Baykal’ın haline baksanıza.. Kadının fendi, Baykal’ı yendi. “Ne Atom bombası, ne Londra konferansı.” Ne Ergenekon davası.. Baykal gitti gider.. İran’la Brezilya arasındaki nükleer takasın Türkiye’de gerçekleşmesi bile Baykal’ın uçkur hikayesi kadar ilgi uyandırmadı..
En haklı savaşlarda bile ihanetler olabilir. En alçakça savaşların ortasında bile parlayan bir vicdan kırıntısı bulabilirsiniz.. Hz. Ali, Hz. Hasan’ı-Hüseyin’i şehid edenler kimlerdi?
Halepçe’ye kimyasal gaz atanlar kimlerdi.. İslâm ülkelerinde Guantanamo’dan beter işkencehaneleri olan ülkeler yok mu?
Zalim bir yönetimin ordusunda merhametli insanlar olabileceği gibi, İslâm ülkeleri askerleri arasında da hainler yok mu? Olamaz mı?
Cihad diye yola çıkıp, Müslüman kardeşinin malını, canını helal gören, eşini cariye yapmaya kalkan hainler bile oldu. Ya da silah bırakıp, eman dileyen esir aldığı kişiyi infaz eden de..
Bazı hainler de, bakarsınız, bedenine zarar vermez, ruhunu çürütür insanın.. Kimi zalimler ezanı yasakladı, camileri ahır yaptı, kimi güzel büyük camiler inşaa etti, en güzel avizeler, halılarla donattı camiyi, bülbül sesli hafızlara Kur’an-ı Kerim okuttu ama aslında inşaa edilen camiler, sanki birer “Dırar mescidi” idi..
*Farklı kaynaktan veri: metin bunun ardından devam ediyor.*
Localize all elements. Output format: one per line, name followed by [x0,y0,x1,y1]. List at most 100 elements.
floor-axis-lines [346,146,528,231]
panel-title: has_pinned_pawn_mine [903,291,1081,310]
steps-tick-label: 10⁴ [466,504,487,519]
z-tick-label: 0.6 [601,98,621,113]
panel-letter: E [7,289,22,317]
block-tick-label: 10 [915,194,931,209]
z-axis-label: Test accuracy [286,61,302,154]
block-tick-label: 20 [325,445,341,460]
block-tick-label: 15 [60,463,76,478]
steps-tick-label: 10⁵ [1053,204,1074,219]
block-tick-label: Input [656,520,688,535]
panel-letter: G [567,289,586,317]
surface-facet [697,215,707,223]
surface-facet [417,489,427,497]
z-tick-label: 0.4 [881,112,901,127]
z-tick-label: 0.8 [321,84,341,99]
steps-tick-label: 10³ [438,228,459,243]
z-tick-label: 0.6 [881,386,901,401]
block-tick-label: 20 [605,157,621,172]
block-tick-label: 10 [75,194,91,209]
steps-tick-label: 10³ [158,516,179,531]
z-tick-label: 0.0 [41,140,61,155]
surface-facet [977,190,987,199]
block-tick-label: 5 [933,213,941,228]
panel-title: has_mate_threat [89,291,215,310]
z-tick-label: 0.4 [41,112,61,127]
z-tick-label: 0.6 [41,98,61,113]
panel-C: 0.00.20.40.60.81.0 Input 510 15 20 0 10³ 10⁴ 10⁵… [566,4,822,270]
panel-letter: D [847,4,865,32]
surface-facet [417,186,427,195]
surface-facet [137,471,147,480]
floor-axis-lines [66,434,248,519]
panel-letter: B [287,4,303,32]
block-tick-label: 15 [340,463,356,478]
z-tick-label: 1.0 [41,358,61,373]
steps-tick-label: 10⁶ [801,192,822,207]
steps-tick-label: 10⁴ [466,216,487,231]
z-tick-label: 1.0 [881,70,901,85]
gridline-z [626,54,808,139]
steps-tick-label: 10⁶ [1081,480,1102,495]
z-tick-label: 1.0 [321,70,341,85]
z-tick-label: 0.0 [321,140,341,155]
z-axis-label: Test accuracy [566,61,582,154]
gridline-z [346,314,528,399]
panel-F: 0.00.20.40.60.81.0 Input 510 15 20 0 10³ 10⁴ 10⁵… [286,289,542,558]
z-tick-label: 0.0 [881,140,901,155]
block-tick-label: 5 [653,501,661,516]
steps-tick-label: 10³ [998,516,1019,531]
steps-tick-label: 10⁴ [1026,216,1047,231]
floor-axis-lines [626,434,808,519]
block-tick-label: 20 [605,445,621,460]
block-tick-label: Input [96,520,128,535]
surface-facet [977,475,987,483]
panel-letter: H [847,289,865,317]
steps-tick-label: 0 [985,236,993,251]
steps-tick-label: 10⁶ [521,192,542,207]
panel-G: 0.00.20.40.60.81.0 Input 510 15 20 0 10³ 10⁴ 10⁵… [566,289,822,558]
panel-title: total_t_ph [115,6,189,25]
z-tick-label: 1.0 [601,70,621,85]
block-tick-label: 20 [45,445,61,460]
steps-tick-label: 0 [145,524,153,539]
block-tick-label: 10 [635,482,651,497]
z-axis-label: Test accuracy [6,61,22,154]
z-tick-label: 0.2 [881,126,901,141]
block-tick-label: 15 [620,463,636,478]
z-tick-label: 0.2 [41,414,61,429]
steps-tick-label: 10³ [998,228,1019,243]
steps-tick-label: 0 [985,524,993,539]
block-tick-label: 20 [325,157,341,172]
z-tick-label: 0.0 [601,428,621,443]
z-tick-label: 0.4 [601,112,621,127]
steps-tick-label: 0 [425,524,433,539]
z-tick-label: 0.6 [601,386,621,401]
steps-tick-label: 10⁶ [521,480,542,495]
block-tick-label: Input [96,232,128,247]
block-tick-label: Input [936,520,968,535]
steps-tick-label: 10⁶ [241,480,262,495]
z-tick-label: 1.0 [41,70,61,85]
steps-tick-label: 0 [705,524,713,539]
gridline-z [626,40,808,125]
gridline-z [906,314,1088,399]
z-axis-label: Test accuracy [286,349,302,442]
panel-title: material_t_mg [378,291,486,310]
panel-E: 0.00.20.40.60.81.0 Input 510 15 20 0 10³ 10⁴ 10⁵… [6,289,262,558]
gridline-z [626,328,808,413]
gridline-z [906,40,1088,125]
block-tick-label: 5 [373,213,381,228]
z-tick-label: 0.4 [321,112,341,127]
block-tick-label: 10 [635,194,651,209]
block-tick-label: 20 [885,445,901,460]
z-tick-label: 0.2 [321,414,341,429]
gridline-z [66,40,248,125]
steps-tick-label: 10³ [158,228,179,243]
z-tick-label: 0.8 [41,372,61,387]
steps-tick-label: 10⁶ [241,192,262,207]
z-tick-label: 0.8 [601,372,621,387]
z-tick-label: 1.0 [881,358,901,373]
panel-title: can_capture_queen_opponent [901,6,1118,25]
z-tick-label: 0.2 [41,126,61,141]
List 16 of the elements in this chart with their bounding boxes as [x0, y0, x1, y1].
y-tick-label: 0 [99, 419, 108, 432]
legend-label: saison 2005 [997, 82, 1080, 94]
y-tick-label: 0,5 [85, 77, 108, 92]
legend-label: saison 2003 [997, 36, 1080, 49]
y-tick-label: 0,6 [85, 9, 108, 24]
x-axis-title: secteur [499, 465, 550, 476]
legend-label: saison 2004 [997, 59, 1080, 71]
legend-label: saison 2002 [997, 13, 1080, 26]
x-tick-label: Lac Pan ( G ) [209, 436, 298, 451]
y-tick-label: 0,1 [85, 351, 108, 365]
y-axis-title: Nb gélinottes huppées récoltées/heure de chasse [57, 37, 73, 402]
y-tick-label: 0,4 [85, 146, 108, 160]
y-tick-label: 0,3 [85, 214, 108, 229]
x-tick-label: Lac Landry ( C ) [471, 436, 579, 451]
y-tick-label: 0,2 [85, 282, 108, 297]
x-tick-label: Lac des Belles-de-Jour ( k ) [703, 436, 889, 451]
Her topluluk içinde hainler de vardır, asil insanlar da.. Kan tartılarak adalet ölçülmez.. “Biz” diye konuşan insanlardan korkarım bazen.. O “biz”in içinde bazen güç ve iktidar hırsı, bazen boyun eğdirme çabası, bazen övünme, güç gösterisi, büyüklük taslama, meydan okuma ve tehdit vardır.. Çoğu “Biz zalimlerden olduk” diye başlamaz söze.. Yoksa egoistçe söylenmiş bir “ben”den , tevazu içinde bir “biz” daha iyidir elbette.. Şeytanının “ben”inde, aslında ateşten ve topraktan yaratılanları gruplayan gizli bir “biz” vardı.. O Hz. Adem’den olduğunu iddia ediyordu, Şeytanın manevi evlatları, Adem oğullarının başına musallat olarak o lânetli mirasın davacısı oldular bir bakıma.. “Ben”ler “biz”e dönüştü. Onun için Cenab-ı Hak “Zulümde birleşmeyin”, “Hakta toplanın” der. Bize, “Bana Hakkı Hak, batılı batıl göster” diye dua ettirir, her rekat namazda..
Akdeniz’de sular nasıl olacak bilmiyorum ama, benim beynimde ve ruhumda, hiç dinmeyen bir çalkantı var.. Med ve cezirler ayı, güneşi beklemez.. Korku ve umud arasında gider gelirim..
Sahi, bu arada siz ne yapıyorsunuz..
Allah’ın (c.c.) indinde yerinizi bilmek isterseniz, size küçük bir sır vereyim. Allah’ın (c.c.) sizi neyle meşgul ettiğine bakın. Bu dünyada yaptıklarınız ve yapmanız gerekirken yapmadıklarınızla, ya kendi cennetinize sırtınızda tuğla, ya da kendi cehenneminize sırtınızda odun taşıyor olacaksınız.
Selam ve dua ile..
Not: Afganistan’da düşen uçakta yolculuk eden ve hâlâ kendilerine ulaşılamayan iki İHH gönüllüsünün dirisi ya da şehid olmuşlarsa aziz hatıraları için el Fatiha.. Ve bu vesile ile İslâm ümmetinin İzzet’ini temsil eden İzzetimize geçmiş olsun diyor, tebrik ediyor, o, sizler ve kendi ailem için Allah’tan rahmet diliyorum.